Он помолчал с философической важностью пьяного человека, предающегося раздумью, и медленно продолжал:
– Кто хочет, чтобы парень вел себя хорошо, тот никогда, ни за какие проступки не должен отправлять его в исправительный дом, потому что там он заводит компанию. У меня компания подобралась славная, но дело кончилось плохо. Один раз, вечерком, часов в девять, мы болтались с тремя приятелями – все немножко под мухой – на большой дороге около Фолакского брода. И вот вижу я коляску, а в ней все спят – и хозяин и вся семья. Это были мартинонские жители; возвращались домой после обеда.

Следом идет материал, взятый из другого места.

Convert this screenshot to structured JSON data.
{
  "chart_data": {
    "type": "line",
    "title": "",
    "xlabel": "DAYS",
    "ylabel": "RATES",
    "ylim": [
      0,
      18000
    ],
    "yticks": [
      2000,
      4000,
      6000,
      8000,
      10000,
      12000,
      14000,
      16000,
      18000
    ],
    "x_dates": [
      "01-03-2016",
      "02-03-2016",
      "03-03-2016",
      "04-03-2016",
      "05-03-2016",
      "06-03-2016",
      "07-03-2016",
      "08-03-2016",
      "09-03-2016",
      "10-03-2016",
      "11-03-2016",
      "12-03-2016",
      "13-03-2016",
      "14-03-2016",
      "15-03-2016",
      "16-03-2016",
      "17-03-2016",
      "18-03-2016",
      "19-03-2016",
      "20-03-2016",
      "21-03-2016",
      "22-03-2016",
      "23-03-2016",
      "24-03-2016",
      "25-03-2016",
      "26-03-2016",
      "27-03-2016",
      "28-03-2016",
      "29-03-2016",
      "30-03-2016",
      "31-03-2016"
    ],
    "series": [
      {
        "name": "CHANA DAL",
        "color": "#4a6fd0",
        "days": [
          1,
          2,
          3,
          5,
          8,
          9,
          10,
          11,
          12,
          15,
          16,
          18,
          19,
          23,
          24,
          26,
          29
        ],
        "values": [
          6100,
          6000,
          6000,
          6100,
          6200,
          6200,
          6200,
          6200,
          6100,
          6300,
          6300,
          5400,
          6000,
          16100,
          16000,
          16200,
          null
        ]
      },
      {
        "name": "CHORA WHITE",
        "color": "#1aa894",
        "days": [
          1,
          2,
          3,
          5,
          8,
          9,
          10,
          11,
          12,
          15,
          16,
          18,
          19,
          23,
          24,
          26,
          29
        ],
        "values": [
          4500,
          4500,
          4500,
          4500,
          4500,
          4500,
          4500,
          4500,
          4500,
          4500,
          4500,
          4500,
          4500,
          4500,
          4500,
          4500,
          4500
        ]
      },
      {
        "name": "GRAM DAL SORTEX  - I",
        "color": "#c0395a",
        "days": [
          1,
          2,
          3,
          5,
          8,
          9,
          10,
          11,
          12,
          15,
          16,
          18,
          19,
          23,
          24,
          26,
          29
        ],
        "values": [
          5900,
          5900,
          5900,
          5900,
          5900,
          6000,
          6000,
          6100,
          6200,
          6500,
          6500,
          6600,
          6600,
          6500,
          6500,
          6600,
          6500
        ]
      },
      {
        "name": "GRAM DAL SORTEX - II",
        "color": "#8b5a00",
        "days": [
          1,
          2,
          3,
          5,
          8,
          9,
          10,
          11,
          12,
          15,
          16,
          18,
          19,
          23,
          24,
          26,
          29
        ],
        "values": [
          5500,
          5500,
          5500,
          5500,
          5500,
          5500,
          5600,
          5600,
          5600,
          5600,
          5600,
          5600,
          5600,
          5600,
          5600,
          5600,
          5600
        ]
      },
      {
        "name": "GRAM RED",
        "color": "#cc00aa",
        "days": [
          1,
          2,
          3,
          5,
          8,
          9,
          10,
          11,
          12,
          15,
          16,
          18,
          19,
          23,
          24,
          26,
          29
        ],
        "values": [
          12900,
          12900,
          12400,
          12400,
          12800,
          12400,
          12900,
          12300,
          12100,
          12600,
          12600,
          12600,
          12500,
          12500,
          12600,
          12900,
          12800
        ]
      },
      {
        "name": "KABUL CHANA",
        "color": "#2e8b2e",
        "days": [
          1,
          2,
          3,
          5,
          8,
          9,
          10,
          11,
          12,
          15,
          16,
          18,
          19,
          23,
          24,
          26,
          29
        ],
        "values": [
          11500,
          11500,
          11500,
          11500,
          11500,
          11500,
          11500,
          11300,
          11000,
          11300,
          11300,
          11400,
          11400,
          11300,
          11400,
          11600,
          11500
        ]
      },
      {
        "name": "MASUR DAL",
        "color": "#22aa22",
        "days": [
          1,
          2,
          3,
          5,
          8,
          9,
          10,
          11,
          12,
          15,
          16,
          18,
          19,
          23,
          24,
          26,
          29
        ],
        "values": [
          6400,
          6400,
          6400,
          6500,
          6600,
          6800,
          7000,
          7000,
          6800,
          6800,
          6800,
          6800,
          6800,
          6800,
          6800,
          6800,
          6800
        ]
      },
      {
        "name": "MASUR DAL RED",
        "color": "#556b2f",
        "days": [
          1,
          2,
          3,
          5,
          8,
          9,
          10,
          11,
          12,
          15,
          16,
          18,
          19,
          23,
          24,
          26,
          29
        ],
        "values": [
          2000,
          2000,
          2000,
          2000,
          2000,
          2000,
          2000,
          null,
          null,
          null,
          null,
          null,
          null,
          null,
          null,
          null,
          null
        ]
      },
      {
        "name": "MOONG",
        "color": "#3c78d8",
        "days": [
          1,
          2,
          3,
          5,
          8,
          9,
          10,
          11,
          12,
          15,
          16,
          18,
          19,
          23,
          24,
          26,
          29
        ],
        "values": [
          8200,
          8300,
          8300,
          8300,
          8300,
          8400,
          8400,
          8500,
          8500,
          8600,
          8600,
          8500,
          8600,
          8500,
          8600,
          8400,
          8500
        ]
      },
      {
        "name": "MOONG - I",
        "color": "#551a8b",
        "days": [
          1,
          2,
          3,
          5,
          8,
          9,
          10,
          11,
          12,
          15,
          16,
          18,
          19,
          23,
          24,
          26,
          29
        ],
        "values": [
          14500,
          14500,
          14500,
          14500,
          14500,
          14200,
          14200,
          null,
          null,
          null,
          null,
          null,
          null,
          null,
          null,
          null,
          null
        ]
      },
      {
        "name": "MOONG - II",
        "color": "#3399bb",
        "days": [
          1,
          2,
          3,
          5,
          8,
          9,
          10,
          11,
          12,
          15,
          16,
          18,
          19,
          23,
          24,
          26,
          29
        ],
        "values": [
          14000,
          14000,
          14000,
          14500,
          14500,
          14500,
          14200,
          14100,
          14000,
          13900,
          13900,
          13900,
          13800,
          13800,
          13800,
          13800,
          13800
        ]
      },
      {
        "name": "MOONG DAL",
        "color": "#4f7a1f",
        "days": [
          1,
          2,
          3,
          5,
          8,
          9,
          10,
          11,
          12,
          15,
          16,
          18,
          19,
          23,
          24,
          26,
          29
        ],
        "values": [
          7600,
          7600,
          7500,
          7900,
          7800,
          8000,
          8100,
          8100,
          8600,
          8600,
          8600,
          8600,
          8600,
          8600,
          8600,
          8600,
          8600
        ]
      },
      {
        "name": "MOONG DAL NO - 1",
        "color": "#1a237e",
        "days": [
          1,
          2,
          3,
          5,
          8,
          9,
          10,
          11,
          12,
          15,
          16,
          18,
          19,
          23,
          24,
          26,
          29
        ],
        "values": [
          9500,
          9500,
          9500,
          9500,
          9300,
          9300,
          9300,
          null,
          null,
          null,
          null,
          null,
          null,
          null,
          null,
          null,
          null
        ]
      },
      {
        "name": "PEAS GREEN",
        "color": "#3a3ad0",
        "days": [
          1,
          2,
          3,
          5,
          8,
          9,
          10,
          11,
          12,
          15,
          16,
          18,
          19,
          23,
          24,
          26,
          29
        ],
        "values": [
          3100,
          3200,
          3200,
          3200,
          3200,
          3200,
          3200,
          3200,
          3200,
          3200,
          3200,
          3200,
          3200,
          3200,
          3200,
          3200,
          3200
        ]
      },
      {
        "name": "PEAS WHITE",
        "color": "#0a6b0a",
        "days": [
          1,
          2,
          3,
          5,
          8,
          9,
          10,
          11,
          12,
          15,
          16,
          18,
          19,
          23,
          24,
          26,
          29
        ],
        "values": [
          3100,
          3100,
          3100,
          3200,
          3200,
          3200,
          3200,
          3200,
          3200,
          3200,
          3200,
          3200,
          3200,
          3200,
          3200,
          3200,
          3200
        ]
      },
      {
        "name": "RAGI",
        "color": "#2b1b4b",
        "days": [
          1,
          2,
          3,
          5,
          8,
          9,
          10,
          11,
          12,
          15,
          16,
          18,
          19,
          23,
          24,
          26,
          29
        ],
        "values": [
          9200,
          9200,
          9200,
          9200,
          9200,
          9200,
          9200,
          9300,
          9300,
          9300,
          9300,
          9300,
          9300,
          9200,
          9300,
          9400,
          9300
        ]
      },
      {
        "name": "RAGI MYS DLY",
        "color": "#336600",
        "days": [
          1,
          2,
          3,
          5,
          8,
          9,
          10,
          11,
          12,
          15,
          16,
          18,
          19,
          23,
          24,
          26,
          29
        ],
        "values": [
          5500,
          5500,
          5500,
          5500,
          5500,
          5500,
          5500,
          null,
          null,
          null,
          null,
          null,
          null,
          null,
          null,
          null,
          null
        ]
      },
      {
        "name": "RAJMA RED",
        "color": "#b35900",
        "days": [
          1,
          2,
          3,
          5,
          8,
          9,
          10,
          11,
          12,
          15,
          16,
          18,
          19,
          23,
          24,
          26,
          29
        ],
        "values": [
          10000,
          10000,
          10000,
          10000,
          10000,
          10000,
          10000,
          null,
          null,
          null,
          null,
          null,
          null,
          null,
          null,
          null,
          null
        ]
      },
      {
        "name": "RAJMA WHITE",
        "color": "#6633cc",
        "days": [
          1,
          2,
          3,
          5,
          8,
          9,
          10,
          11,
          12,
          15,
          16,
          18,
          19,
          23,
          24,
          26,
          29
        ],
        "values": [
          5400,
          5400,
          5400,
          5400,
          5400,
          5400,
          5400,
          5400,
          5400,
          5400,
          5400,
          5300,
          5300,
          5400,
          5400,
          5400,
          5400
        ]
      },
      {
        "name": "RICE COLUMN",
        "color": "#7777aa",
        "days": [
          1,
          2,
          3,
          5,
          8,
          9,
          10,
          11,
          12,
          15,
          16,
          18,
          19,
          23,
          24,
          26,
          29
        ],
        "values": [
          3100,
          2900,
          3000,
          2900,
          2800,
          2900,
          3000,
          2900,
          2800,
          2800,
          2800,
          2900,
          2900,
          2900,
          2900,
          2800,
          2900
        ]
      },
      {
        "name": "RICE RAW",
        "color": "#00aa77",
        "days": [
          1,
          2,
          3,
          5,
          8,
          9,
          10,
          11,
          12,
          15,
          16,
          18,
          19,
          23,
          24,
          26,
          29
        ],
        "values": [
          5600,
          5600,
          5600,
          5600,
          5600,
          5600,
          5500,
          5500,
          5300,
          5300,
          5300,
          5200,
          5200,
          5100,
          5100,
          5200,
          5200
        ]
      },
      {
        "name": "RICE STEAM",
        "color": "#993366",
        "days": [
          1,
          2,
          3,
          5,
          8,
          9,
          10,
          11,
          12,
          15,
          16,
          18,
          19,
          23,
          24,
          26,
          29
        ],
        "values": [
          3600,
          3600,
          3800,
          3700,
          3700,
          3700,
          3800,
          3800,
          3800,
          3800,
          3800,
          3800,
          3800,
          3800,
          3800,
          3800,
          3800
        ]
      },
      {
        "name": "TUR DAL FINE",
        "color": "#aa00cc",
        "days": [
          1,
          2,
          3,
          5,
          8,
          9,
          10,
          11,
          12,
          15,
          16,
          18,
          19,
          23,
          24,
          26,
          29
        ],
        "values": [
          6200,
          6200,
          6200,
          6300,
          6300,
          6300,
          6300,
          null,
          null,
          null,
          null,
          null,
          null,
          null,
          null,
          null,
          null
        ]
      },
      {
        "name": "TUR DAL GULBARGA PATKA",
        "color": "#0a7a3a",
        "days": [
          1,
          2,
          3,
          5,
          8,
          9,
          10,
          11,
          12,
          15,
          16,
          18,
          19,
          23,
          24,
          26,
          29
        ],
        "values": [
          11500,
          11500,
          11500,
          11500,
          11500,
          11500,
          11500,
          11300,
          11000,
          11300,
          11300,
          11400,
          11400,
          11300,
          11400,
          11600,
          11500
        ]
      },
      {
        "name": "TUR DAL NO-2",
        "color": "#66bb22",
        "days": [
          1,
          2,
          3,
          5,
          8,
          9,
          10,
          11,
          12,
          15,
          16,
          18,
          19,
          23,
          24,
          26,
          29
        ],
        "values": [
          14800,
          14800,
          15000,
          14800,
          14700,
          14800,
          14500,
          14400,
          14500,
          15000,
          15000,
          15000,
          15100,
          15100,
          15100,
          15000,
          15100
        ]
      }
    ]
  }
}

Беру я лошадь под уздцы, веду ее на паром и отпихиваю паром на середину реки. Что-то стукнуло, хозяин проснулся, – ничего не видит, а нахлестывает. Лошадь вскачь и свалилась вместе с повозкой в воду. Все потонули! Приятели меня выдали. Сначала, когда я затеял эту шутку, они только смеялись. Мы, правда, не думали, что это так плохо кончится. Хотели только устроить им ванну, посмеяться.
С тех пор я стал шутить круче – хотел отомстить за первое дело: такого наказания я все-таки не заслужил, честное слово. Но не стоит говорить. Я вам расскажу только про последнее, оно вам наверняка понравится. Я за вас отомстил, папаша.
Аббат уже ничего не ел и только глядел на сына полными ужаса глазами.
Филипп-Огюст хотел заговорить снова.